Statistical Tests To Compare k Survival Analysis Functions Involving Recurrent Events
Carlos M. Martinez1, Guillermo Ramirez2, Maura L. Vasquez2
1Engineering Faculty, University of Carabobo (UC), Bárbula-Naguanagua, Carabobo, Venezuela; 2FACES, Central University of Venezuela (UCV), Caracas, Distrito Federal, Venezuela

The objective is to propose statistical tests to compare survival analysis functions of k populations involving recurrent events. Recurrent events occur in many important scientific areas: psychology, bioengineering, medicine, physics, astronomy, biology, economic, among others. Such events are very common in the real world: viral diseases, seizure, carcinogenic tumors, fevers, machinery and equipment failures, births, murders, rain, industrial accidents, car accidents and son on. The idea is to generalize the weighted statistics used in classical models. The estimations of the survival functions are based on a non-parametric model proposed by Peña et al., using counting processes. R-language routines were designed to make the estimates of the new statistical tests. Some of these routines were based in packages in the same language, like survival and survrec. The Byar database experiment was used to measured times (months) of recurrence of tumors in 116 sick patients with superficial bladder cancer. These patients were randomly allocated to the following treatments: placebo (47 patients), pyridoxine (31 patients) and thiotepa (38 patients). The aforementioned database allowed the comparison the survival functions of the three groups using the statistical tests to determine if there were significant differences between treatments.

Bibliography:

Byar D., (1980): “The veterans administrations study of chemoprophylaxis for recurrent stage I bladder tumors: Comparisons of placebo, pyridoxine, and topical thiotepa. In Bladder tumor and other Topics in Urological Oncology. New York: Plenum, 363-370.

Martinez, C. (2009), “Generalizacion de algunas pruebas clasicas de comparacion de curvas de supervivencia al caso de eventos de naturaleza recurrentes”. Tesis doctoral UCV. ltf87200962043. ISBN: 978-980-123605-04.Venezuela. Caracas.

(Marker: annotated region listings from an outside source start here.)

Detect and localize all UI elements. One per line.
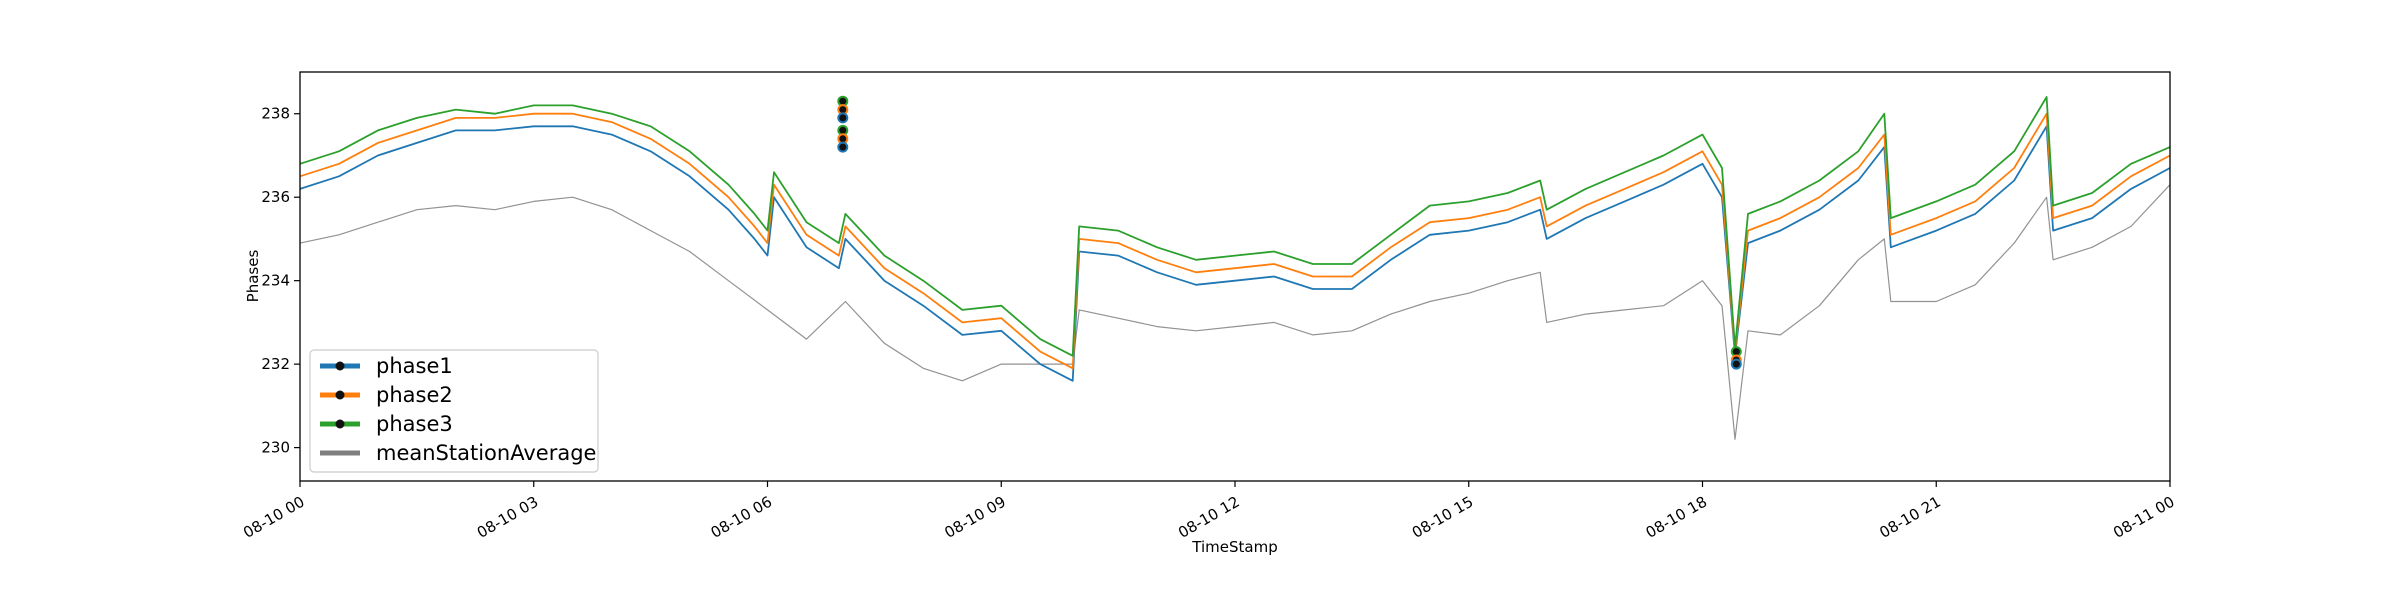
plot-area [300, 72, 2170, 481]
legend-label-phase1: phase1 [376, 354, 453, 378]
legend-marker-phase2 [335, 390, 345, 400]
series-line-meanStationAverage [299, 184, 2171, 440]
y-tick-label-5: 238 [261, 105, 290, 123]
x-axis-title: TimeStamp [1191, 538, 1277, 556]
y-tick-label-3: 234 [261, 272, 290, 290]
marker-layer [837, 95, 1742, 370]
series-layer [299, 96, 2171, 440]
y-tick-label-2: 232 [261, 355, 290, 373]
legend-label-phase2: phase2 [376, 383, 453, 407]
anomaly-marker-6 [837, 141, 849, 153]
legend-box [309, 349, 599, 473]
y-tick-label-1: 230 [261, 439, 290, 457]
legend-marker-phase3 [335, 419, 345, 429]
y-axis: 230 232 234 236 238 [261, 105, 300, 457]
legend-marker-phase1 [335, 361, 345, 371]
anomaly-marker-3 [837, 112, 849, 124]
y-tick-label-4: 236 [261, 188, 290, 206]
legend: phase1 phase2 phase3 meanStationAverage [309, 349, 599, 473]
series-line-phase3 [299, 96, 2171, 357]
series-line-phase2 [299, 112, 2171, 370]
series-line-phase1 [299, 125, 2171, 382]
legend-label-meanStationAverage: meanStationAverage [376, 441, 596, 465]
y-axis-title: Phases [244, 250, 262, 303]
anomaly-marker-9 [1730, 358, 1742, 370]
legend-label-phase3: phase3 [376, 412, 453, 436]
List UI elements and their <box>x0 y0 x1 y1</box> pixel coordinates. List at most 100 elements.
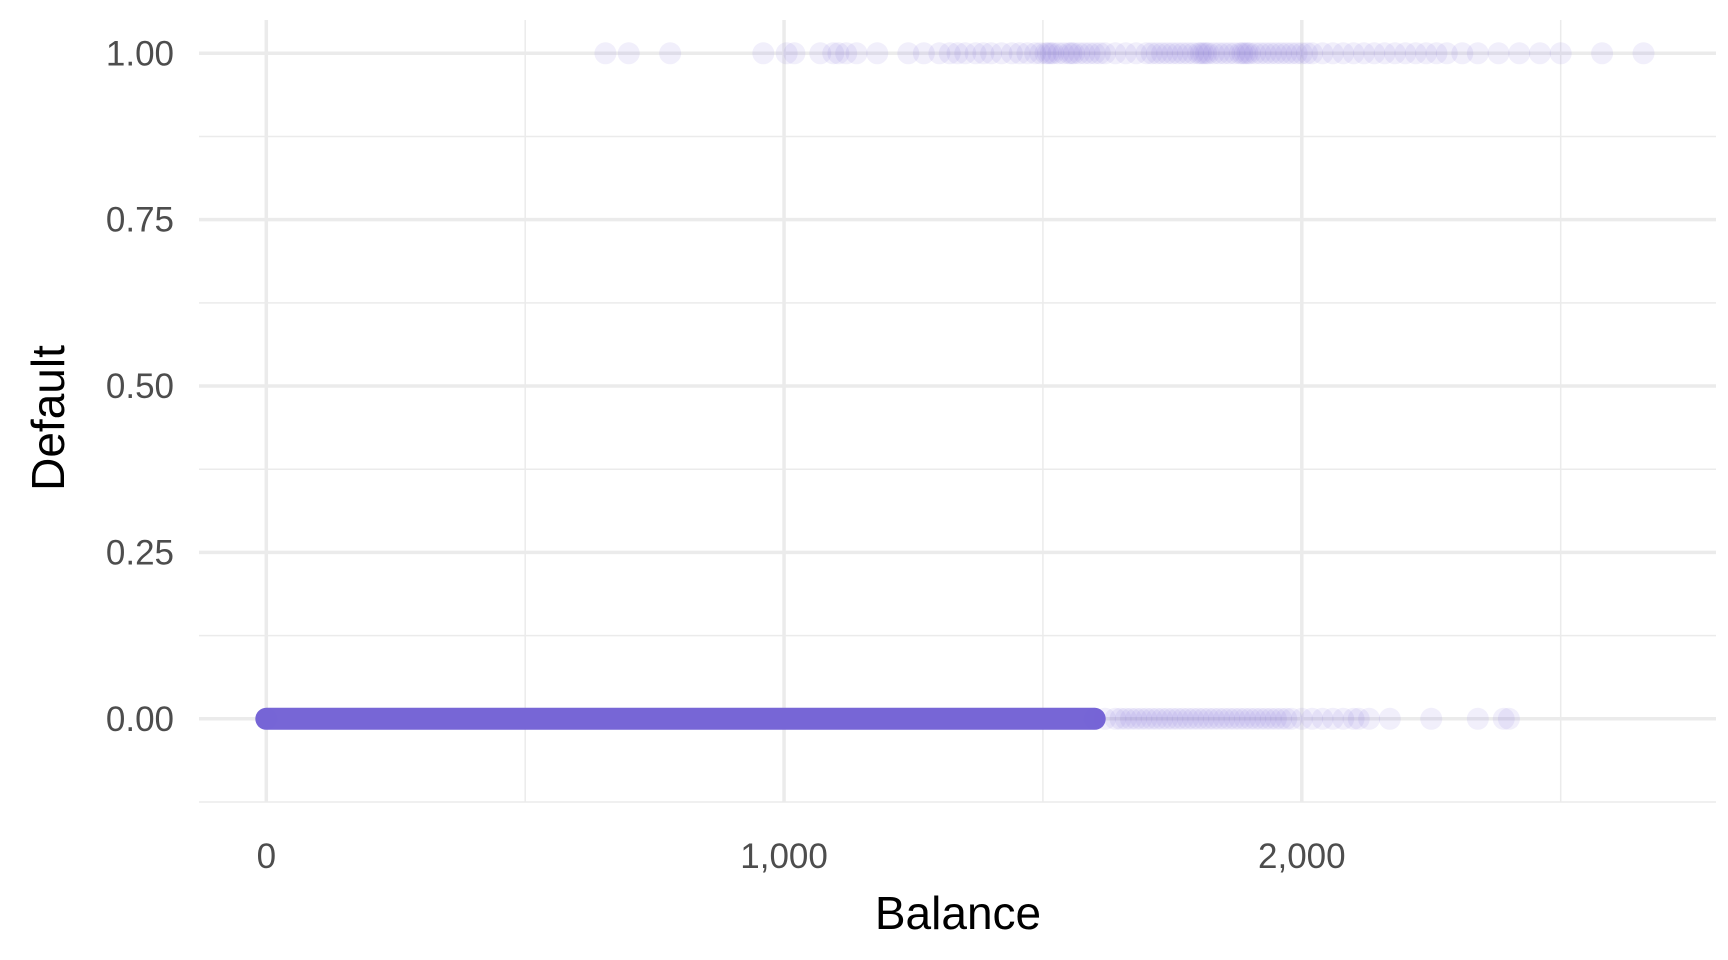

Martinez, C., Ramirez G., Vasquez M. (2009), “Pruebas no parametricas para comparar curvas de supervivencia de dos grupos que experimentan eventos recurrentes. Propuestas”. Revista de ingenieria U.C., Vol. 16, N° 3.

Peña E., Strawderman R., Hollander M., (2001). “Nonparametric estimation with recurrent event data”. Journal of the American Statistical Association 96, 1299–1315.

R Development Core Team (2010). R: A language and environment for statistical computing. R Foundation for Statistical Computing, Vienna, Austria. ISBN 3-900051-07-0, URL http://www.R-project.org.

Keywords: Survival analysis; Recurrent events; Statistical tests; Counting processes

Biography: Venezuelan, Industrial Engineer, Magister in Industrial Engineer and Doctor in Statistics, Professor Operations Research and Statistic of the University of Carabobo. Areas of investigation: Statistical Multivariate, Systems Reliability, Survival Analysis, Operations Research.